Salto por encima de Juan Ramón Jiménez, Madariaga y Jorge Guillén. Pero ya he excedido mis propios límites, aunque el lector hallará entre las páginas dedicadas a estos autores no pocas curiosidades. No quisiera terminar sin recordar a Marina Romero, o “la infancia como fuente de alegría”, que pasó su vida en Estados Unidos hasta que volvió a España en 1970. Y hay que recordarla porque se incorporó al fenómeno de la literatura infantil en España, publicando en editoriales como Anaya, Escuela Española o Edelvives. Incluso Antón García Abril, que falleció el año pasado –compositor de tantas bandas sonoras, algunas tan famosas como la de Los santos inocentes o la serie de Fortunata y Jacinta–, compuso una Cantata Divertimento sobre los poemas de Alegría, disco que alcanzó varias ediciones.

A pesar de la extensión de esta reseña, he sacrificado cosas que quedan reservadas para la lectura personal, como el capítulo dedicado al exilio europeo, con momentos tan emotivos y personajes tan golosos como Chaves Nogales, Gabriel Portillo, Barea y señora, que sería el cuento de nunca acabar. Voy a hacer dos excepciones: una con César Muñoz Arconada, siquiera por ser de Astudillo, uno de los pueblos del Camino de Santiago, y por haber escrito Andrés, dramatización sobre un personaje y episodio del Quijote. La otra, con Ángel Gutiérrez, uno de los niños de la guerra, amigo de Tarkovski, que, regresado del exilio ruso, fundó y dirigió el Teatro de Cámara Chéjov, en la calle San Cosme y San Damián: allí tuvimos oportunidad de ver un Tío Vania no fácilmente superable.

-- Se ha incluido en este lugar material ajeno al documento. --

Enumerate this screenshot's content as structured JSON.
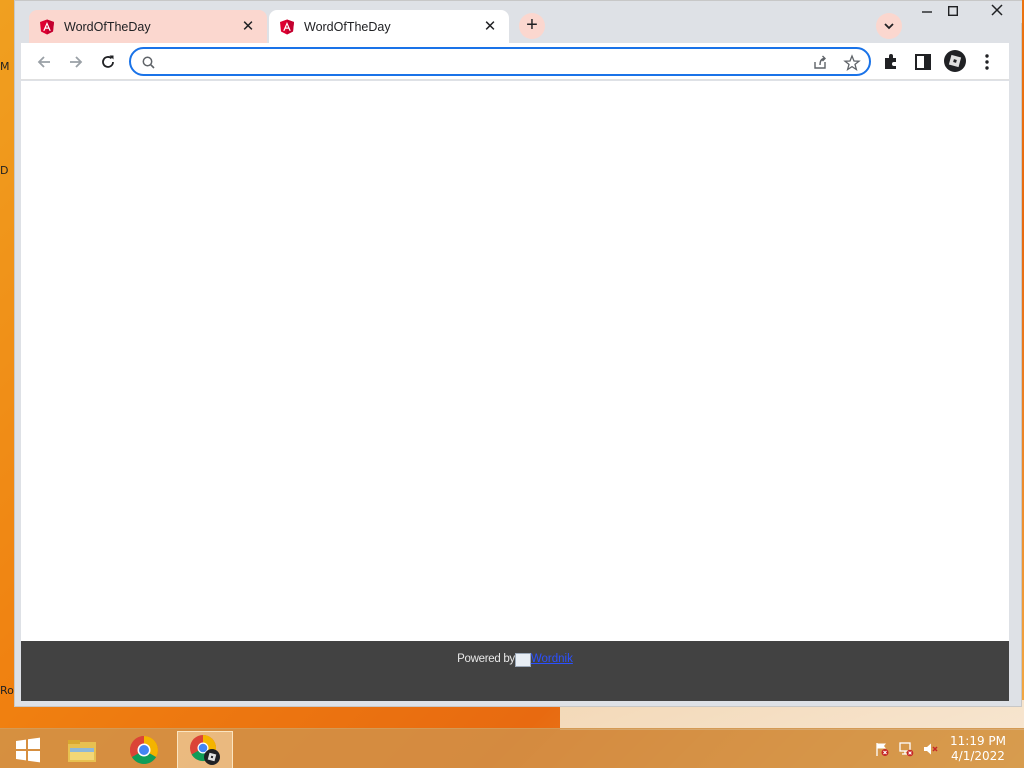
{
  "desktop": {
    "labels": [
      "M",
      "D",
      "Ro"
    ]
  },
  "browser": {
    "tabs": [
      {
        "title": "WordOfTheDay",
        "favicon": "angular-icon",
        "active": false
      },
      {
        "title": "WordOfTheDay",
        "favicon": "angular-icon",
        "active": true
      }
    ],
    "new_tab_label": "+",
    "omnibox": {
      "value": "",
      "placeholder": ""
    },
    "accent_color": "#1a73e8",
    "tab_tint_color": "#fbd7cf"
  },
  "page": {
    "footer": {
      "powered_by": "Powered by",
      "link_text": "Wordnik"
    }
  },
  "taskbar": {
    "apps": [
      "windows-start-icon",
      "file-explorer-icon",
      "chrome-icon",
      "chrome-roblox-icon"
    ],
    "clock": {
      "time": "11:19 PM",
      "date": "4/1/2022"
    }
  }
}
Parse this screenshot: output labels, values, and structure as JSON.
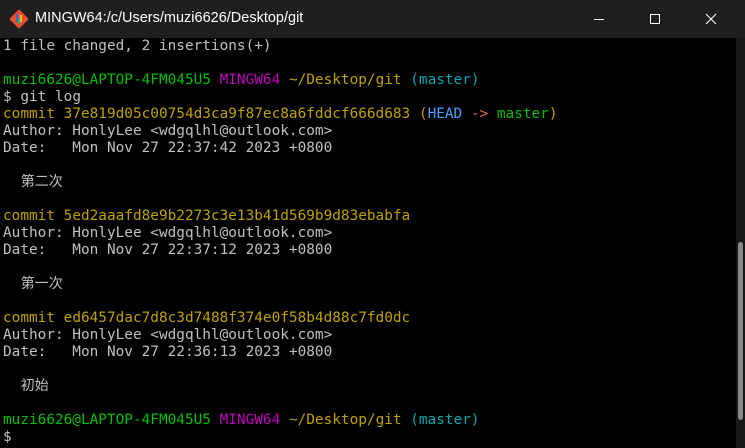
{
  "window": {
    "title": "MINGW64:/c/Users/muzi6626/Desktop/git",
    "app_icon": "git-bash-icon",
    "controls": [
      "minimize-icon",
      "maximize-icon",
      "close-icon"
    ]
  },
  "colors": {
    "background": "#000000",
    "text": "#c0c0c0",
    "user_host": "#00c000",
    "mingw": "#c000c0",
    "path": "#c0a000",
    "branch": "#00a6b2",
    "commit_hash": "#c0a000",
    "head": "#40a0ff",
    "master_ref": "#00c000"
  },
  "terminal": {
    "summary": "1 file changed, 2 insertions(+)",
    "prompt1": {
      "user_host": "muzi6626@LAPTOP-4FM045U5",
      "system": "MINGW64",
      "path": "~/Desktop/git",
      "branch": "(master)",
      "symbol": "$",
      "command": "git log"
    },
    "commits": [
      {
        "label": "commit",
        "hash": "37e819d05c00754d3ca9f87ec8a6fddcf666d683",
        "ref_open": "(",
        "head": "HEAD",
        "arrow": "->",
        "branch": "master",
        "ref_close": ")",
        "author": "Author: HonlyLee <wdgqlhl@outlook.com>",
        "date": "Date:   Mon Nov 27 22:37:42 2023 +0800",
        "message": "    第二次"
      },
      {
        "label": "commit",
        "hash": "5ed2aaafd8e9b2273c3e13b41d569b9d83ebabfa",
        "author": "Author: HonlyLee <wdgqlhl@outlook.com>",
        "date": "Date:   Mon Nov 27 22:37:12 2023 +0800",
        "message": "    第一次"
      },
      {
        "label": "commit",
        "hash": "ed6457dac7d8c3d7488f374e0f58b4d88c7fd0dc",
        "author": "Author: HonlyLee <wdgqlhl@outlook.com>",
        "date": "Date:   Mon Nov 27 22:36:13 2023 +0800",
        "message": "    初始"
      }
    ],
    "prompt2": {
      "user_host": "muzi6626@LAPTOP-4FM045U5",
      "system": "MINGW64",
      "path": "~/Desktop/git",
      "branch": "(master)",
      "symbol": "$"
    }
  }
}
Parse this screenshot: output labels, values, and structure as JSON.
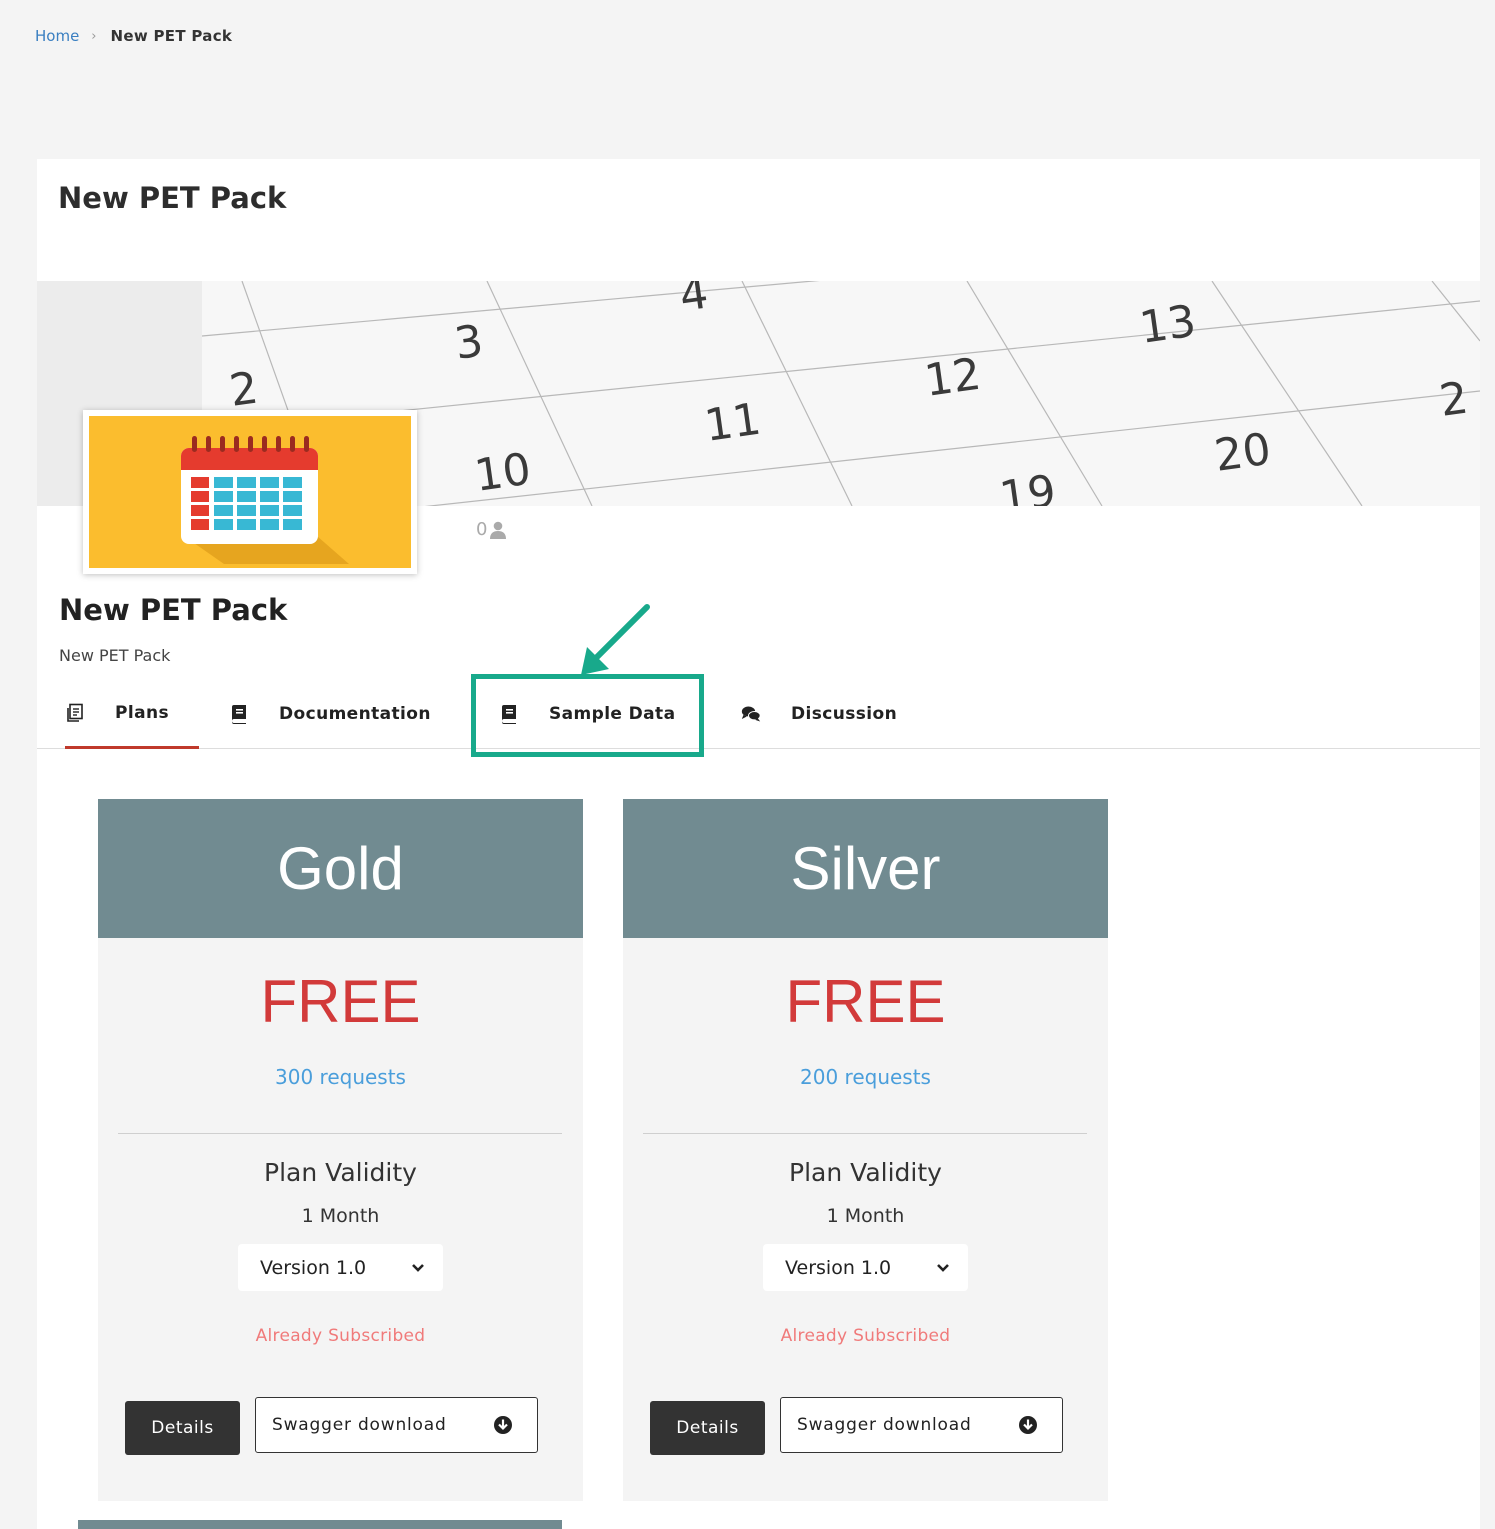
{
  "breadcrumb": {
    "home": "Home",
    "current": "New PET Pack"
  },
  "page": {
    "title": "New PET Pack"
  },
  "banner": {
    "calendar_numbers": [
      "2",
      "3",
      "4",
      "10",
      "11",
      "12",
      "13",
      "19",
      "20",
      "2"
    ]
  },
  "product": {
    "subscriber_count": "0",
    "name": "New PET Pack",
    "description": "New PET Pack"
  },
  "tabs": [
    {
      "label": "Plans",
      "icon": "copy-icon",
      "active": true
    },
    {
      "label": "Documentation",
      "icon": "book-icon"
    },
    {
      "label": "Sample Data",
      "icon": "book-icon"
    },
    {
      "label": "Discussion",
      "icon": "comments-icon"
    }
  ],
  "plans": [
    {
      "name": "Gold",
      "price": "FREE",
      "requests": "300 requests",
      "validity_label": "Plan Validity",
      "validity_value": "1 Month",
      "version": "Version 1.0",
      "status": "Already Subscribed",
      "details_label": "Details",
      "swagger_label": "Swagger download"
    },
    {
      "name": "Silver",
      "price": "FREE",
      "requests": "200 requests",
      "validity_label": "Plan Validity",
      "validity_value": "1 Month",
      "version": "Version 1.0",
      "status": "Already Subscribed",
      "details_label": "Details",
      "swagger_label": "Swagger download"
    }
  ],
  "colors": {
    "accent_red": "#c0392b",
    "highlight": "#18a98b",
    "plan_header": "#718b91",
    "price": "#d23a3a",
    "requests": "#4a9edb",
    "subscribed": "#f07a7a"
  }
}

Tras este repaso apresurado –en el que inevitablemente hay muchas omisiones–, sé que la lectura que he hecho es un tanto personal, sentimental, zigzagueante y acaso sesgada, pero espero que al menos haya sabido transmitir mi entusiasmo y admiración por este libro. Es poco probable que nadie, salvo las autoras, hayan podido leer todo lo que se pone sobre la mesa en estas páginas: pero el lector curioso de la literatura infantil –y de la literatura en general– encontrará aquí un festín rico y variado, en el que se da cuenta de casi todo, con argumentos narrativos, referencias cruzadas y relaciones con otras obras literarias, tradicionales o contemporáneas, textos, citas, poemas, fragmentos, que acaban convirtiendo este libro no solo en un manual y una historia, sino también en una antología. Un libro, en fin, que es a la vez literatura e historia de la literatura.

BIBLIOGRAFÍA CITADA

Muñoz Cáliz, B. y Sotomayor Sáez, M. V. (2022) La literatura infantil y juvenil del exilio republicano de 1939. Sevilla, Renacimiento.